Why do they deny hearing what the witnesses have said?

The much-anticipated public hearing on the impeachment inquiry being conducted by the House Intelligence Committee produced a serious exercise in frustration and futility.

At least for me it did.

The Intel Committee took into the public domain what it had heard in private about whether Donald Trump sought a “favor” from Ukrainian government officials who could dig up some dirt on Joe Biden and his son, Hunter. The term of art has become “quid pro quo,” the Latin phrase that translates to “something for something,” or “this for that.”

It is the basis for the pending impeachment of the president of the United States.

White House chief of staff Mick Mulvaney acknowledged in the press briefing room that there was a quid pro quo, and then he told us to “get over it.”

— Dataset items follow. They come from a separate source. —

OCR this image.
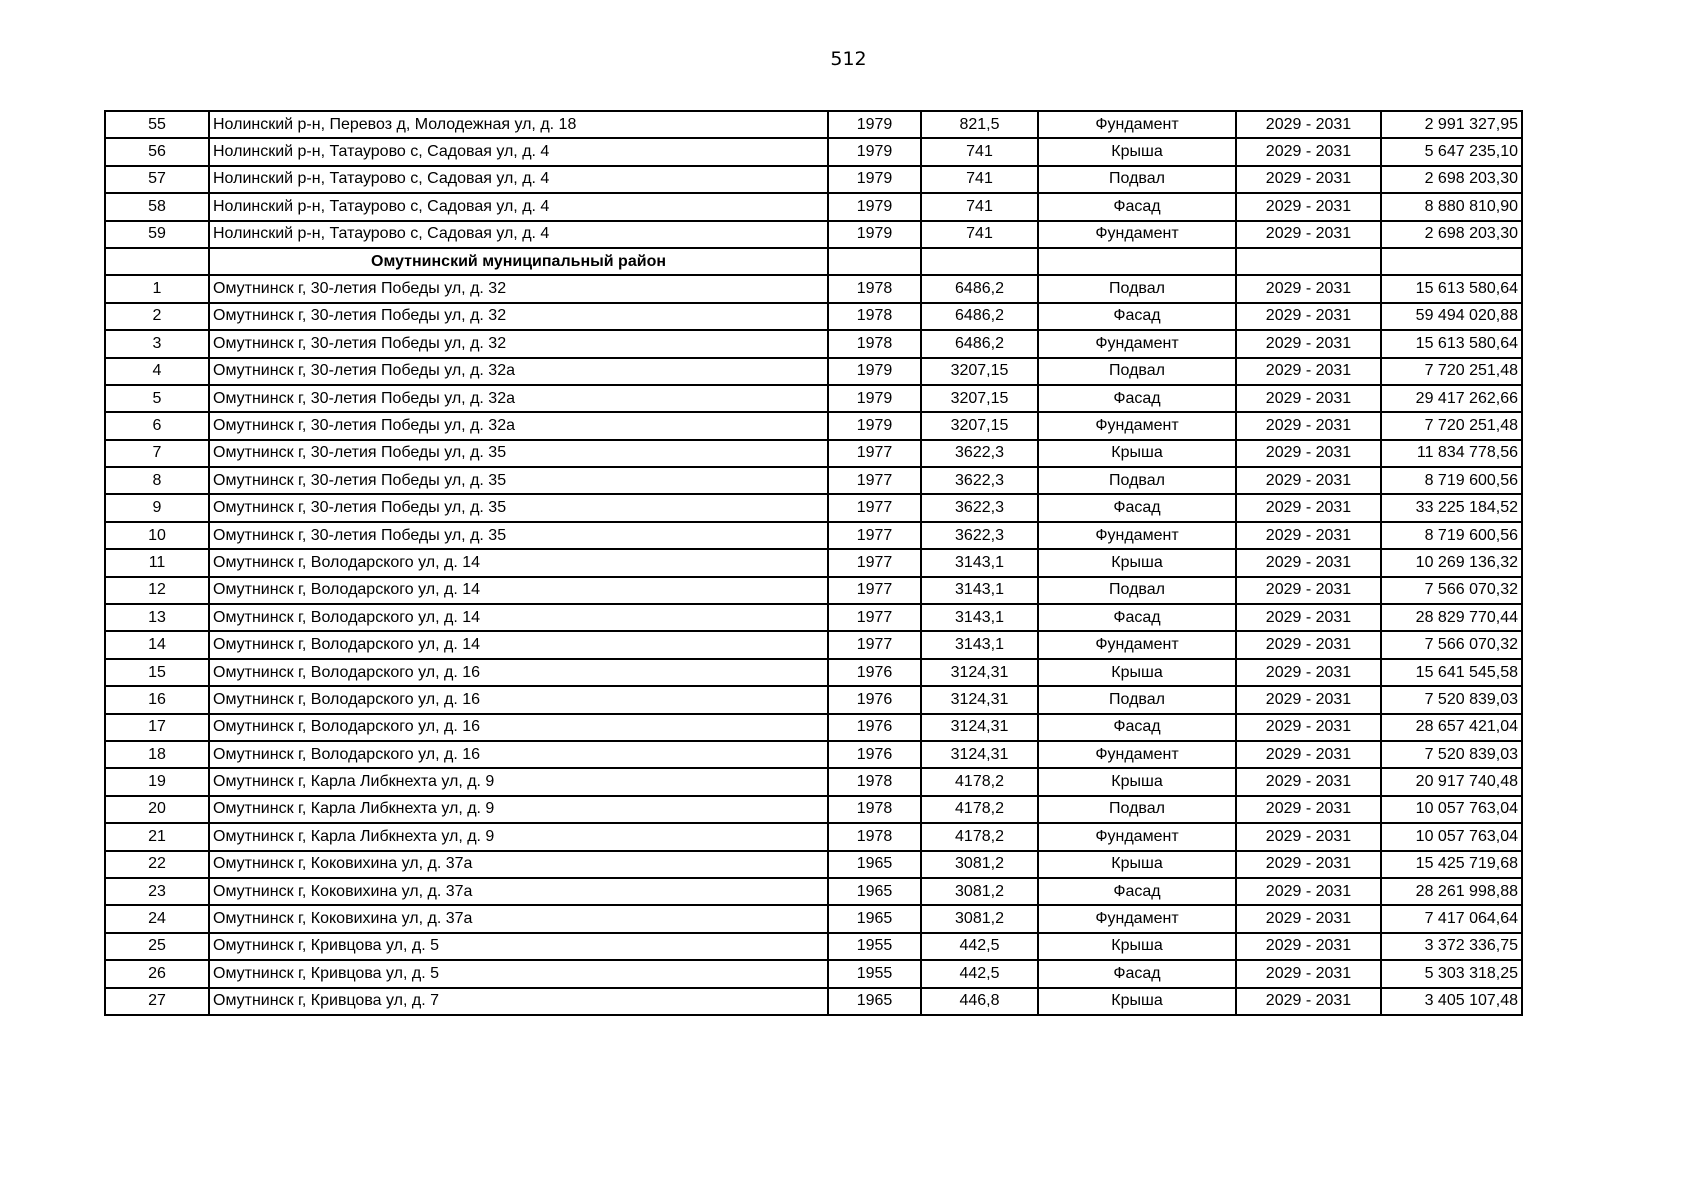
512
55	Нолинский р-н, Перевоз д, Молодежная ул, д. 18	1979	821,5	Фундамент	2029 - 2031	2 991 327,95
56	Нолинский р-н, Татаурово с, Садовая ул, д. 4	1979	741	Крыша	2029 - 2031	5 647 235,10
57	Нолинский р-н, Татаурово с, Садовая ул, д. 4	1979	741	Подвал	2029 - 2031	2 698 203,30
58	Нолинский р-н, Татаурово с, Садовая ул, д. 4	1979	741	Фасад	2029 - 2031	8 880 810,90
59	Нолинский р-н, Татаурово с, Садовая ул, д. 4	1979	741	Фундамент	2029 - 2031	2 698 203,30
	Омутнинский муниципальный район					
1	Омутнинск г, 30-летия Победы ул, д. 32	1978	6486,2	Подвал	2029 - 2031	15 613 580,64
2	Омутнинск г, 30-летия Победы ул, д. 32	1978	6486,2	Фасад	2029 - 2031	59 494 020,88
3	Омутнинск г, 30-летия Победы ул, д. 32	1978	6486,2	Фундамент	2029 - 2031	15 613 580,64
4	Омутнинск г, 30-летия Победы ул, д. 32а	1979	3207,15	Подвал	2029 - 2031	7 720 251,48
5	Омутнинск г, 30-летия Победы ул, д. 32а	1979	3207,15	Фасад	2029 - 2031	29 417 262,66
6	Омутнинск г, 30-летия Победы ул, д. 32а	1979	3207,15	Фундамент	2029 - 2031	7 720 251,48
7	Омутнинск г, 30-летия Победы ул, д. 35	1977	3622,3	Крыша	2029 - 2031	11 834 778,56
8	Омутнинск г, 30-летия Победы ул, д. 35	1977	3622,3	Подвал	2029 - 2031	8 719 600,56
9	Омутнинск г, 30-летия Победы ул, д. 35	1977	3622,3	Фасад	2029 - 2031	33 225 184,52
10	Омутнинск г, 30-летия Победы ул, д. 35	1977	3622,3	Фундамент	2029 - 2031	8 719 600,56
11	Омутнинск г, Володарского ул, д. 14	1977	3143,1	Крыша	2029 - 2031	10 269 136,32
12	Омутнинск г, Володарского ул, д. 14	1977	3143,1	Подвал	2029 - 2031	7 566 070,32
13	Омутнинск г, Володарского ул, д. 14	1977	3143,1	Фасад	2029 - 2031	28 829 770,44
14	Омутнинск г, Володарского ул, д. 14	1977	3143,1	Фундамент	2029 - 2031	7 566 070,32
15	Омутнинск г, Володарского ул, д. 16	1976	3124,31	Крыша	2029 - 2031	15 641 545,58
16	Омутнинск г, Володарского ул, д. 16	1976	3124,31	Подвал	2029 - 2031	7 520 839,03
17	Омутнинск г, Володарского ул, д. 16	1976	3124,31	Фасад	2029 - 2031	28 657 421,04
18	Омутнинск г, Володарского ул, д. 16	1976	3124,31	Фундамент	2029 - 2031	7 520 839,03
19	Омутнинск г, Карла Либкнехта ул, д. 9	1978	4178,2	Крыша	2029 - 2031	20 917 740,48
20	Омутнинск г, Карла Либкнехта ул, д. 9	1978	4178,2	Подвал	2029 - 2031	10 057 763,04
21	Омутнинск г, Карла Либкнехта ул, д. 9	1978	4178,2	Фундамент	2029 - 2031	10 057 763,04
22	Омутнинск г, Коковихина ул, д. 37а	1965	3081,2	Крыша	2029 - 2031	15 425 719,68
23	Омутнинск г, Коковихина ул, д. 37а	1965	3081,2	Фасад	2029 - 2031	28 261 998,88
24	Омутнинск г, Коковихина ул, д. 37а	1965	3081,2	Фундамент	2029 - 2031	7 417 064,64
25	Омутнинск г, Кривцова ул, д. 5	1955	442,5	Крыша	2029 - 2031	3 372 336,75
26	Омутнинск г, Кривцова ул, д. 5	1955	442,5	Фасад	2029 - 2031	5 303 318,25
27	Омутнинск г, Кривцова ул, д. 7	1965	446,8	Крыша	2029 - 2031	3 405 107,48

Then came the testimony before the House panel from Gordon Sondland, the U.S. ambassador to the European Union, who said that “yes,” the president sought a quid pro quo. He heard him seek it in real time and told the committee what he heard from the president. He said everyone was “in the loop” regarding the quid pro quo.

The memo of Trump’s phone call with the Ukrainian president even mentions the “favor, though.”

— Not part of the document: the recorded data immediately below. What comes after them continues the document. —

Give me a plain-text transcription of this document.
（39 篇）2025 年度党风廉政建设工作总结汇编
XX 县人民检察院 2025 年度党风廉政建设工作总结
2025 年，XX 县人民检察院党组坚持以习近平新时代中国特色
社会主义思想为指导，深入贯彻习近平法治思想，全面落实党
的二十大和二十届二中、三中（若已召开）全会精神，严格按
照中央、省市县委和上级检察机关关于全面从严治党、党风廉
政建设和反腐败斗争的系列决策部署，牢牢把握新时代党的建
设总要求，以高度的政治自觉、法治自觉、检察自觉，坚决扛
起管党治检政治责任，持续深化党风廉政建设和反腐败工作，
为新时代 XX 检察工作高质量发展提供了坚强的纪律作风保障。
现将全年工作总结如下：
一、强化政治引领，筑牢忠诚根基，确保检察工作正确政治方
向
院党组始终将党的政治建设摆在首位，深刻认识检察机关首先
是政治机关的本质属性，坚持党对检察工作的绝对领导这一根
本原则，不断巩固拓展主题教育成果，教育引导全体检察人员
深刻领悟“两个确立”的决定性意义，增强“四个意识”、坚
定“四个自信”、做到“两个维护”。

Why, then, do Republicans on the House committee and others on Capitol Hill keep saying there was “no quid pro quo”? What are they not hearing? Did they cover their ears when Sondland testified to that knowledge at the House hearings? Did they not hear Mick Mulvaney’s assertion of a favor and his scolding us to “Get over it”?

I know these are rhetorical questions. They won’t produce any answers. They simply serve to symbolize the futility and frustration that this impeachment inquiry has produced … so far.